Fuel for Thought
Fracking vs Coal - Analysing the Differences
May 20 2014 Read 5720 Times
In the USA, around 30% of all energy produced comes from natural gas, whilst roughly a third of this is now obtained by fracking. In comparison, 41% of energy comes from coal burning – a practice deemed by many to be much more harmful to the environment. Indeed, President Obama himself recently endorsed fracking as a ‘bridge’ method to more sustainable, cleaner forms of energy. But what exactly are the differences between the two methods of obtaining energy?
For coal mining, an extensive worksite is needed, complete with a large amount of equipment and mountains of waste which can not only be eyesores to the landscape, but also cost a hefty amount. Similarly, coal shafts can be up to ten feet across, entailing much labour and resources.
Contrastingly, fracking requires two or three months of drilling to put the systems in place, but the shaft employed in doing so needn’t be wider than a mere six inches in diameter.

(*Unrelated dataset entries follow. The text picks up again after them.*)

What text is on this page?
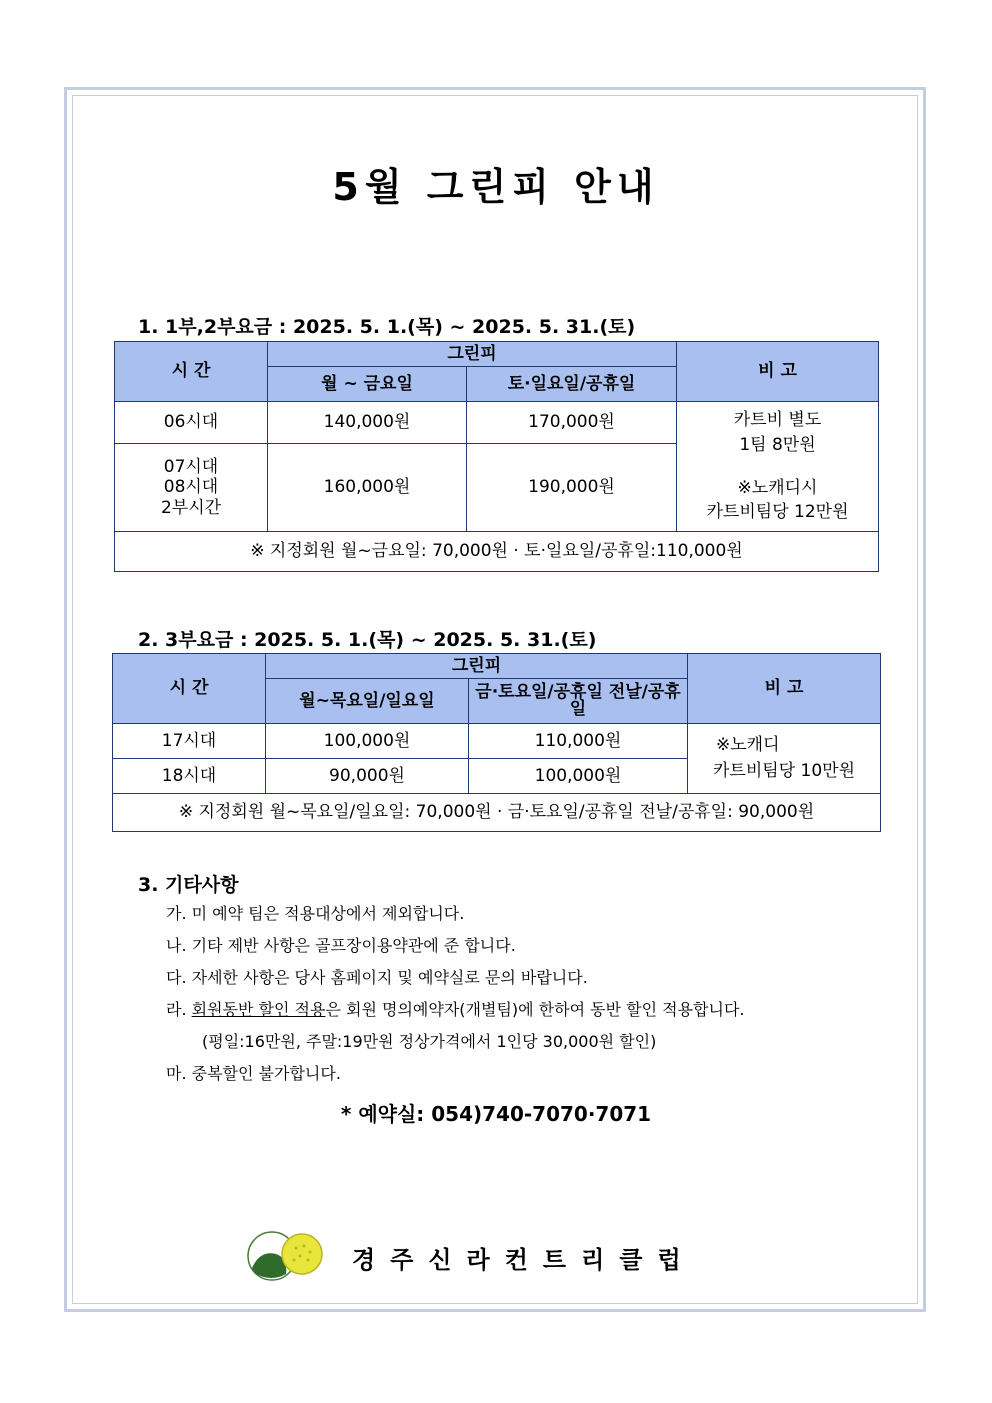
5월 그린피 안내
1. 1부,2부요금 : 2025. 5. 1.(목) ~ 2025. 5. 31.(토)
시 간	그린피		비 고
	월 ~ 금요일	토·일요일/공휴일	
06시대	140,000원	170,000원	카트비 별도
1팀 8만원
※노캐디시
카트비팀당 12만원

07시대
08시대
2부시간	160,000원	190,000원	
※ 지정회원 월~금요일: 70,000원 · 토·일요일/공휴일:110,000원			
2. 3부요금 : 2025. 5. 1.(목) ~ 2025. 5. 31.(토)
시 간	그린피		비 고
	월~목요일/일요일	금·토요일/공휴일 전날/공휴일	
17시대	100,000원	110,000원	※노캐디
카트비팀당 10만원

18시대	90,000원	100,000원	
※ 지정회원 월~목요일/일요일: 70,000원 · 금·토요일/공휴일 전날/공휴일: 90,000원			
3. 기타사항
가. 미 예약 팀은 적용대상에서 제외합니다.
나. 기타 제반 사항은 골프장이용약관에 준 합니다.
다. 자세한 사항은 당사 홈페이지 및 예약실로 문의 바랍니다.
라. 회원동반 할인 적용은 회원 명의예약자(개별팀)에 한하여 동반 할인 적용합니다.
(평일:16만원, 주말:19만원 정상가격에서 1인당 30,000원 할인)
마. 중복할인 불가합니다.
* 예약실: 054)740-7070·7071
경주신라컨트리클럽
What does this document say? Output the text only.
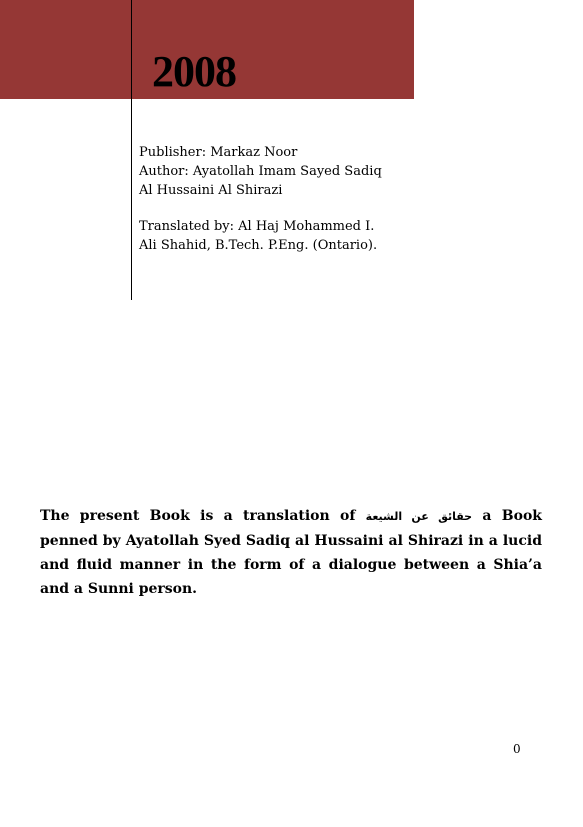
2008
Publisher: Markaz Noor
Author: Ayatollah Imam Sayed Sadiq
Al Hussaini Al Shirazi
Translated by: Al Haj Mohammed I.
Ali Shahid, B.Tech. P.Eng. (Ontario).

The present Book is a translation of حقائق عن الشيعة a Book penned by Ayatollah Syed Sadiq al Hussaini al Shirazi in a lucid and fluid manner in the form of a dialogue between a Shia’a and a Sunni person.

0
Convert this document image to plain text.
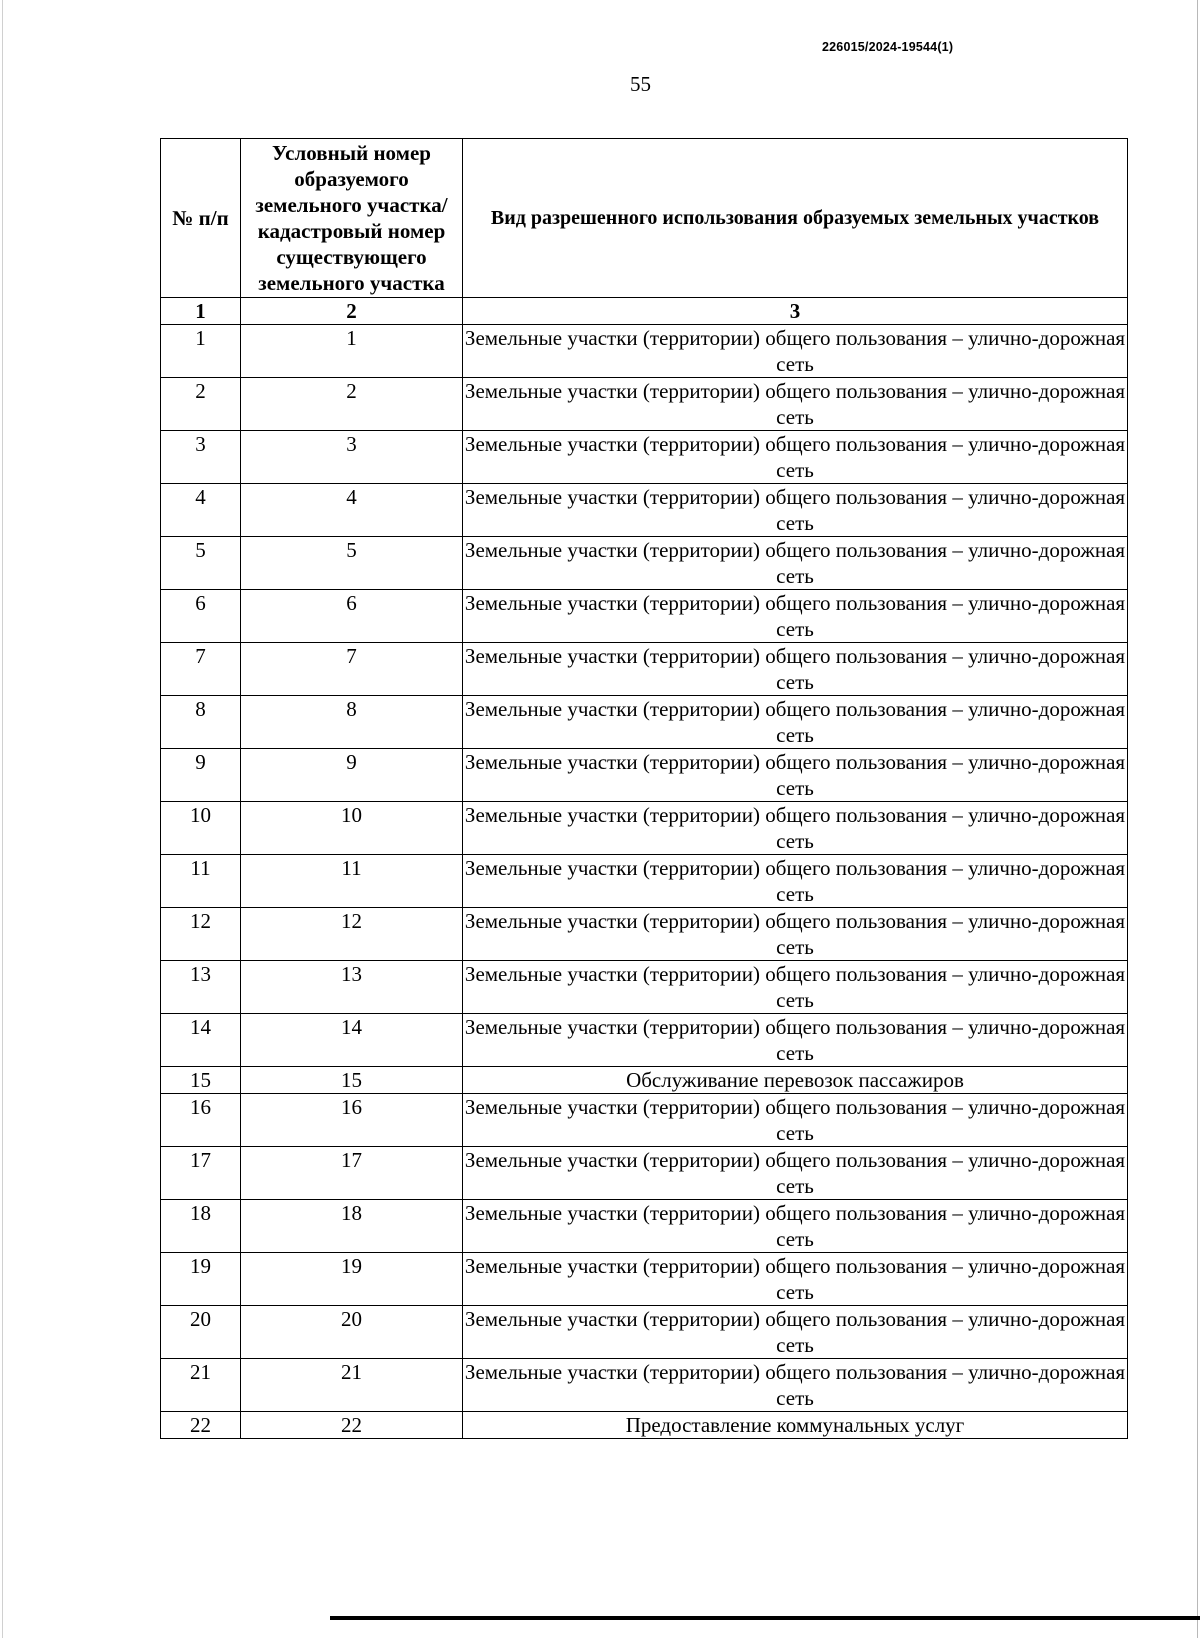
226015/2024-19544(1)
55
№ п/п	Условный номер образуемого земельного участка/ кадастровый номер существующего земельного участка	Вид разрешенного использования образуемых земельных участков
1	2	3
1	1	Земельные участки (территории) общего пользования – улично-дорожная сеть
2	2	Земельные участки (территории) общего пользования – улично-дорожная сеть
3	3	Земельные участки (территории) общего пользования – улично-дорожная сеть
4	4	Земельные участки (территории) общего пользования – улично-дорожная сеть
5	5	Земельные участки (территории) общего пользования – улично-дорожная сеть
6	6	Земельные участки (территории) общего пользования – улично-дорожная сеть
7	7	Земельные участки (территории) общего пользования – улично-дорожная сеть
8	8	Земельные участки (территории) общего пользования – улично-дорожная сеть
9	9	Земельные участки (территории) общего пользования – улично-дорожная сеть
10	10	Земельные участки (территории) общего пользования – улично-дорожная сеть
11	11	Земельные участки (территории) общего пользования – улично-дорожная сеть
12	12	Земельные участки (территории) общего пользования – улично-дорожная сеть
13	13	Земельные участки (территории) общего пользования – улично-дорожная сеть
14	14	Земельные участки (территории) общего пользования – улично-дорожная сеть
15	15	Обслуживание перевозок пассажиров
16	16	Земельные участки (территории) общего пользования – улично-дорожная сеть
17	17	Земельные участки (территории) общего пользования – улично-дорожная сеть
18	18	Земельные участки (территории) общего пользования – улично-дорожная сеть
19	19	Земельные участки (территории) общего пользования – улично-дорожная сеть
20	20	Земельные участки (территории) общего пользования – улично-дорожная сеть
21	21	Земельные участки (территории) общего пользования – улично-дорожная сеть
22	22	Предоставление коммунальных услуг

Once the shafts have been furrowed, the well-head is very diminutive and unobtrusive, especially in comparison to a coal mine, making less of an impact on the scenery and on the economy.
Coal miners are forced to spend many hours every day of their lives toiling away in dimly-lit coal-pits. The work is arduous and the conditions appalling; the men are exposed to all sorts of harmful gases and can easily contract debilitating lung diseases as a result of their prolonged exposure. Furthermore, the accident rate underground in a mine shaft has historically been fairly alarming; and way down there, help is hardly readily available.
Those involved in fracking, on the other hand, work above ground. This eliminates the intake of harmful gases and greatly reduces the risk of accident. Moreover, if an accident does occur, it is much easier to provide assistance in the open air than it is below ground level.
Once the fracking process is complete and the gas has been extracted, burning shale gas releases significantly less carbon dioxide than burning coal - about 50% less, in fact. In the years since fracking has become commonplace in the USA, carbon emissions have fallen significantly. This is obviously better for the environment and for decreasing climate change.
It shouldn’t be forgotten that fracking may also release amounts of methane into the atmosphere, which is in itself a harmful greenhouse gas. It is generally agreed that this drawback is heavily outweighed by the advantages fracking offers, however.
Pollution of Water Supplies
One of the chief accusations levelled at fracking – and of the fears about its inception in the United Kingdom – is that the cocktail of chemical toxins released into the shale in order to kill any latent bacteria may find its way into the local water supply. Similar fears were voiced about coal mining, due to the necessity of drilling through the water level and jeopardising the cleanliness of the water supply.
However, fracking enthusiast Chris Faulkner, who is CEO of the Breitling Energy Corporation, has done his best to refute such fears as groundless. Indeed, fracking has been fairly prevalent in the United States for many years now, and there appears to be little or no evidence that the process has contaminated water supplies there.
Induced seismicity is the level of earthquake activity brought about by human means. Though fracking has been linked to minor tremors in the UK and overseas, the evidence suggests that such tremors are far less serious than those caused by coal mining.